Não há como fingir que não foi devastador perder dois, três, talvez quatro anos reiniciando debates sobre temas superados, pacificados, resolvidos, à luz de pactos civilizatórios há muito firmados. O Brasil sob Jair Bolsonaro e seu grupo político implodiu qualquer traço de normalidade democrática. Hoje, gastamos tempo que não temos em discussões que, um par de anos atrás, eram completamente irrelevantes. Quase três décadas e meia depois de promulgada a atual Constituição, somos obrigados a lembrar que democracia é inegociável e tem de haver harmonia e independência entre os Poderes Executivo, Legislativo e Judiciário. Como numa classe de alfabetização cidadã, temos de explicar que ofender e ameaçar ministros do Supremo Tribunal Federal (STF) não é liberdade de expressão, mas ataque às instituições.
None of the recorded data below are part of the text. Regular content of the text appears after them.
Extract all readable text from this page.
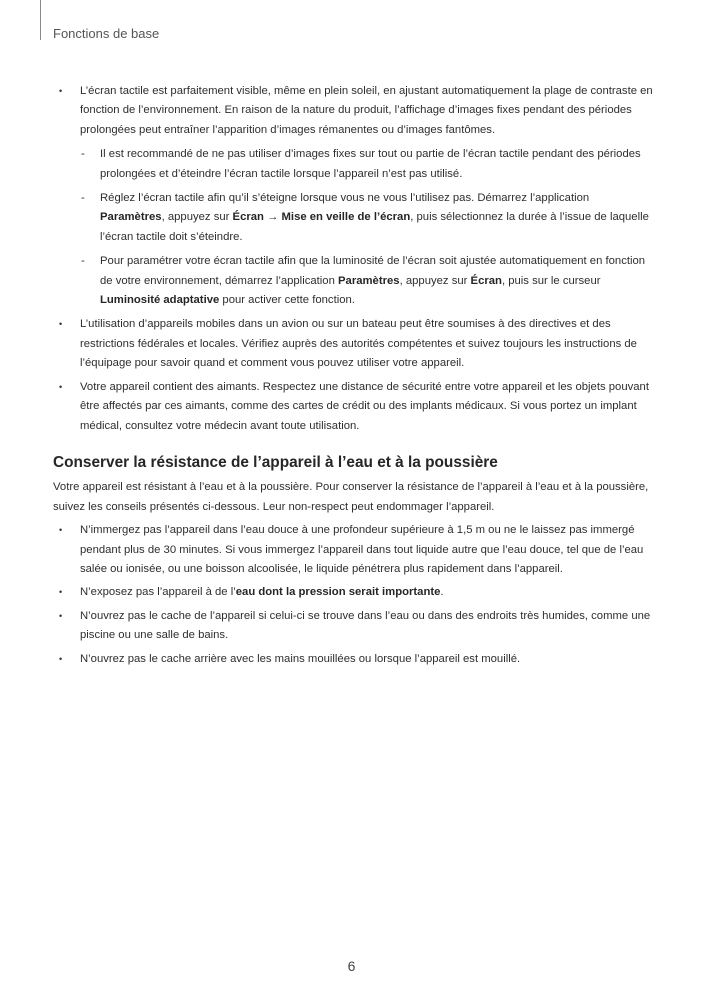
Fonctions de base
• L’écran tactile est parfaitement visible, même en plein soleil, en ajustant automatiquement la plage de contraste en fonction de l’environnement. En raison de la nature du produit, l’affichage d’images fixes pendant des périodes prolongées peut entraîner l’apparition d’images rémanentes ou d’images fantômes.
- Il est recommandé de ne pas utiliser d’images fixes sur tout ou partie de l’écran tactile pendant des périodes prolongées et d’éteindre l’écran tactile lorsque l’appareil n’est pas utilisé.
- Réglez l’écran tactile afin qu’il s’éteigne lorsque vous ne vous l’utilisez pas. Démarrez l’application Paramètres, appuyez sur Écran → Mise en veille de l’écran, puis sélectionnez la durée à l’issue de laquelle l’écran tactile doit s’éteindre.
- Pour paramétrer votre écran tactile afin que la luminosité de l’écran soit ajustée automatiquement en fonction de votre environnement, démarrez l’application Paramètres, appuyez sur Écran, puis sur le curseur Luminosité adaptative pour activer cette fonction.
• L’utilisation d’appareils mobiles dans un avion ou sur un bateau peut être soumises à des directives et des restrictions fédérales et locales. Vérifiez auprès des autorités compétentes et suivez toujours les instructions de l’équipage pour savoir quand et comment vous pouvez utiliser votre appareil.
• Votre appareil contient des aimants. Respectez une distance de sécurité entre votre appareil et les objets pouvant être affectés par ces aimants, comme des cartes de crédit ou des implants médicaux. Si vous portez un implant médical, consultez votre médecin avant toute utilisation.
Conserver la résistance de l’appareil à l’eau et à la poussière

Votre appareil est résistant à l’eau et à la poussière. Pour conserver la résistance de l’appareil à l’eau et à la poussière, suivez les conseils présentés ci-dessous. Leur non-respect peut endommager l’appareil.

• N’immergez pas l’appareil dans l’eau douce à une profondeur supérieure à 1,5 m ou ne le laissez pas immergé pendant plus de 30 minutes. Si vous immergez l’appareil dans tout liquide autre que l’eau douce, tel que de l’eau salée ou ionisée, ou une boisson alcoolisée, le liquide pénétrera plus rapidement dans l’appareil.
• N’exposez pas l’appareil à de l’eau dont la pression serait importante.
• N’ouvrez pas le cache de l’appareil si celui-ci se trouve dans l’eau ou dans des endroits très humides, comme une piscine ou une salle de bains.
• N’ouvrez pas le cache arrière avec les mains mouillées ou lorsque l’appareil est mouillé.
6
Mais de meio milênio depois da chegada dos colonizadores, a Justiça é chamada a decidir se o direito dos povos indígenas sobre terras que ocupavam antes de o Brasil ser Brasil terminou com a entrada em vigor da última Carta Magna. É disso que trata o marco temporal que o STF volta a julgar em 1º de setembro. O mundo todo, boquiaberto, vê a Amazônia ser derrubada e incendiada com a anuência do governo. O debate se apequena quando a ministra da Mulher quer impor a maternidade a uma criança de 11 anos, que engravidou de um estupro; ou determina que meninas vestem rosa, e meninos azul.
Quando a pandemia completou um ano, Ana Paula Lisboa, amiga querida, colunista no Segundo Caderno, expressou num encontro virtual o espanto com a polêmica brasileira sobre uso de máscara como medida não farmacológica para conter a transmissão da Covid-19. Ela vive em Luanda, capital angolana, há quatro anos e contou que lá máscara não é tema de debate: “As pessoas usam”. No Brasil, um quarto da população completamente imunizada, variante Delta do coronavírus em acelerada multiplicação, e o presidente da República cobra do ministro da Saúde o uso facultativo da proteção. Diariamente, repetimos que haver mais de 577 mil pessoas mortas pela pandemia é inaceitável.
Nos dois anos e meio do atual governo, fomos levados a explicar por que brasileiros como Elza Soares, Martinho da Vila, Benedita da Silva, Gilberto Gil, Zezé Motta, Conceição Evaristo são dignos de reconhecimento pela Fundação Cultural Palmares. E a reagir à inclusão do Palácio Gustavo Capanema, joia da arquitetura modernista, numa lista de imóveis da União a ser privatizados. É cansativo lidar com gestores públicos que não sabem a diferença entre bem imobiliário e patrimônio histórico; desprezam a relevância da cultura, das artes, do carnaval.
Cá estamos a produzir estudos e resgatar evidências de que flexibilizar o acesso a armas de fogo não diminuiu a violência, aumentou. Estamos em 2021 fazendo pessoas submetidas à tortura, à brutalidade do regime militar revisitar suas dores, exumar seus mortos para provar que houve ditadura no Brasil de 1964 a 1985. Temos de repetir que o Estado é laico e que Forças Armadas a ele se subordinam.
Somos impelidos a ensinar ao ministro da Economia que pobres não podem se alimentar de sobras; inflação de 7% é jogo perigoso para um país engolfado pelo desemprego, pela informalidade, pela fome; 52% de aumento na bandeira tarifária que onera a conta de luz é uma barbaridade. Precismos ensinar ao titular da Educação que crianças com deficiência têm de ir à escola, educação é direito constitucional de todos os brasileiros, e universidade não é para poucos.
Sairemos exauridos, minúsculos. E com muito trabalho pela frente.